Le banconote in questione, come segnalato dallo stesso catalogo, apparterrebbero al contingente datato 21.07.1859 (come si evince dal numero di serie contraddistinto con “P”). Da un approfondito esame della banconota sottoposta, si è notata un’altra particolarità e cioè che il carattere numerico dell’ultima cifra della data della banconota è stata alterata (è ben evidente anche ad occhio nudo ma ci siamo serviti anche di una lente d’ingrandimento, per la conferma vedere Fig. 4, e di un altro esemplare in Fig. 5). Il numero alterato è la cifra “7” per cui la data diverrebbe 1857 (decreto antecedente al misfatto). È evidente che i malfattori hanno alterato la data per poter dimostrare ad un eventuale controllo, nella fase di spaccio, che la banconota non apparteneva al contingente sottratto ma ad un altro quantitativo del decreto precedente. Vogliamo però sottolineare la superficialità di questi malviventi nel trascurare l’incongruità del resto con la data. Infatti la data riportata sul biglietto diventava 21.07.1857 (Fig. 3). In realtà questa è una data inesistente poiché il vero decreto corrispondente è 08.01.1857. Inoltre le firme reali del biglietto sono Carbone, Duprè, Adamini cioè del decreto 1859 e non del decreto 1857 che riporta firme diverse e cioè Todros, Grendy, Adamini. Quindi l’alterazione è ben documentata ed evidente di per sé.
Dopo questa indagine lo stesso biglietto assume una profondità impensabile. La nostra mente spazia e viaggia a ritroso nel tempo con immagini di altre epoche (sono trascorsi quasi due secoli). Come un film inconsciamente ci trasmette visioni e suggestioni che non avremmo mai pensato di provare nel maneggiare una pur modesta e semplice banconota anche se di un certo valore numismatico. Al pari di un quadro d’autore che ispira la mente in reminiscenze storiche, anche una banconota è riuscita nello stesso intento ispirando inaspettate sensazioni.
La nostra mente vaga nell’atmosfera di quegli anni in cui il portavalori era un semplice carro trainato da cavalli assistito da una scorta di qualche gendarme forse mal equipaggiato, e magari i malviventi si sarebbero pure dileguati a piedi o con qualche cavallo come documentato in qualche ripresa cinematografica. Inoltre, abbiamo anche immaginato la scaltrezza di tali individui che avevano in maniera certosina e professionale imitato il punzone della data, alterando la stessa per una migliore penetrazione nello spaccio sul mercato libero.
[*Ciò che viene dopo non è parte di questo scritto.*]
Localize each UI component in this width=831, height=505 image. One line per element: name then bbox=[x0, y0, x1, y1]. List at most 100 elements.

Possiamo anche immaginare una normale tipografia allestita come officina di contraffazione di biglietti con complici borderline reclutati tra ignari cittadini.
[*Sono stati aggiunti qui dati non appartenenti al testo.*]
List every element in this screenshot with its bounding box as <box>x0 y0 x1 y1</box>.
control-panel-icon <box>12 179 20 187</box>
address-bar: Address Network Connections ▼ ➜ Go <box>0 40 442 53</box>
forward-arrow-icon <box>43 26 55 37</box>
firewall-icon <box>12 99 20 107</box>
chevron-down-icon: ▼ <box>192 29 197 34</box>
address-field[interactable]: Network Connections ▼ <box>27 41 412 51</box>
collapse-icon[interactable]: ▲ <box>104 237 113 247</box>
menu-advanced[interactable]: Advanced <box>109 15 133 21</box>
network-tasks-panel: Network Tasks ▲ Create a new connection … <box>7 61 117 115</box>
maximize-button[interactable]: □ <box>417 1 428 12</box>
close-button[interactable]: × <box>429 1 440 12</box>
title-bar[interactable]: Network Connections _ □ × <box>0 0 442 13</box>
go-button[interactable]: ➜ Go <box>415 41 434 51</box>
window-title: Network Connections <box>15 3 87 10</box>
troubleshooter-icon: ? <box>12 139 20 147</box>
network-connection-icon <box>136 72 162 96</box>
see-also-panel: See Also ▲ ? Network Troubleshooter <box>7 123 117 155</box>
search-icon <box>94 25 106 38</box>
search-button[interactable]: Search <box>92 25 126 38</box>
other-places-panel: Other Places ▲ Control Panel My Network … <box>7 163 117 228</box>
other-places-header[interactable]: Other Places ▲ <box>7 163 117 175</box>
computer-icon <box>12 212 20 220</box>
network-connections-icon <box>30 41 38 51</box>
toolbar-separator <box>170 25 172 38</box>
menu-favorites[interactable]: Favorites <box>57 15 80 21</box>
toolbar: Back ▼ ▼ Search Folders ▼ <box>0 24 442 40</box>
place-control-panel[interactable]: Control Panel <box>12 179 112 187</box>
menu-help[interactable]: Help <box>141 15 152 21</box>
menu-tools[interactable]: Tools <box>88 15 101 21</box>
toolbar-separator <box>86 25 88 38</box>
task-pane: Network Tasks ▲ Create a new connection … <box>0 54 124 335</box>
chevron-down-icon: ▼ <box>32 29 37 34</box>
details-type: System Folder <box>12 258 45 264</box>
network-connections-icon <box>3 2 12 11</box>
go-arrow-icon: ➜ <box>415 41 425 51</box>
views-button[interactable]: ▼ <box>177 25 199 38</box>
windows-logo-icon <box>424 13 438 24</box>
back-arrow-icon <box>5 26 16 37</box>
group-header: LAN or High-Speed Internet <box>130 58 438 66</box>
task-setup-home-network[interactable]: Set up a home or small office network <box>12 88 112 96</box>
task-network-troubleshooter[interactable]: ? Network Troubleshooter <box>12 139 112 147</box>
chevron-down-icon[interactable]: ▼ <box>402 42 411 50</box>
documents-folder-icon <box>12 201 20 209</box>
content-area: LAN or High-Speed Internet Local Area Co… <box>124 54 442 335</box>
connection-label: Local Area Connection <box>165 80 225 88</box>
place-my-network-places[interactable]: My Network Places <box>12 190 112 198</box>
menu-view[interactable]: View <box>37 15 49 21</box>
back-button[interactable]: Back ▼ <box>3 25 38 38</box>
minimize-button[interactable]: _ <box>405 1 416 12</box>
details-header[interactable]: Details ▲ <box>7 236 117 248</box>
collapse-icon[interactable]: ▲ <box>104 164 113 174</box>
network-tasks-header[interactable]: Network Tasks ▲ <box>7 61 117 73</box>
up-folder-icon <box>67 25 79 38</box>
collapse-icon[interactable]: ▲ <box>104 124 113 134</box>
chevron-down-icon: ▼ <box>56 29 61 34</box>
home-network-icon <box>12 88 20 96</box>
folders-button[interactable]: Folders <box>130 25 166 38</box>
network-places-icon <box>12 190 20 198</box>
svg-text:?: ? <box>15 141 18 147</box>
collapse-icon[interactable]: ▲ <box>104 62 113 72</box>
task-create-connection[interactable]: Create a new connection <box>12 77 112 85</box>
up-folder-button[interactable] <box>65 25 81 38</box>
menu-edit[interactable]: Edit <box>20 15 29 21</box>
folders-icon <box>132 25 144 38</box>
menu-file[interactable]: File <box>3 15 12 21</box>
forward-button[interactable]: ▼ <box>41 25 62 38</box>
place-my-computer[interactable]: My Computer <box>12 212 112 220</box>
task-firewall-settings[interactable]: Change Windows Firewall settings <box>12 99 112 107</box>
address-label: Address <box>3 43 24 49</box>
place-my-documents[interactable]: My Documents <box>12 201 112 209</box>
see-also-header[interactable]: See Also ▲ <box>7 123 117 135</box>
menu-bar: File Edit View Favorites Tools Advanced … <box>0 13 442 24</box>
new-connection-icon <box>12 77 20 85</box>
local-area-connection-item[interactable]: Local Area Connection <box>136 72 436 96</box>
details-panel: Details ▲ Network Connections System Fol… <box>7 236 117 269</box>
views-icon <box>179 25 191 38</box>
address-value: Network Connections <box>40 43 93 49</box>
Insomma, i pensieri vengono coinvolti involontariamente in immagini di un’altra epoca e virtualmente possiamo anche intravedere uno spaccato di una società in quel periodo storico in cui un biglietto del genere poteva rappresentare un certo valore, forse uno stipendio conteso in una popolazione bisognosa ed uno stato, quello sabaudo, in perenne crisi finanziaria. Possiamo anche immaginare i funzionari di banca che, come in un noto film di Walter Chiari, alla notizia del furto convocarono d’urgenza una riunione tra esponenti della banca e tutori dell’ordine per una strategia investigativa con il tentativo di recuperare il quantitativo sottratto.
Allora dobbiamo essere grati a questa banconota per aver evocato immagini romanzesche e incredibili. Sicuramente è un reperto storico di una certa rarità che ci invita a riflettere sulla numismatica ed in particolare sulla collezione di cartamoneta, che ci regala una visione nuova e più profonda di un collezionismo che non è una semplice raccolta, ma estimazione di veri e, talvolta, unici ed inediti reperti storici.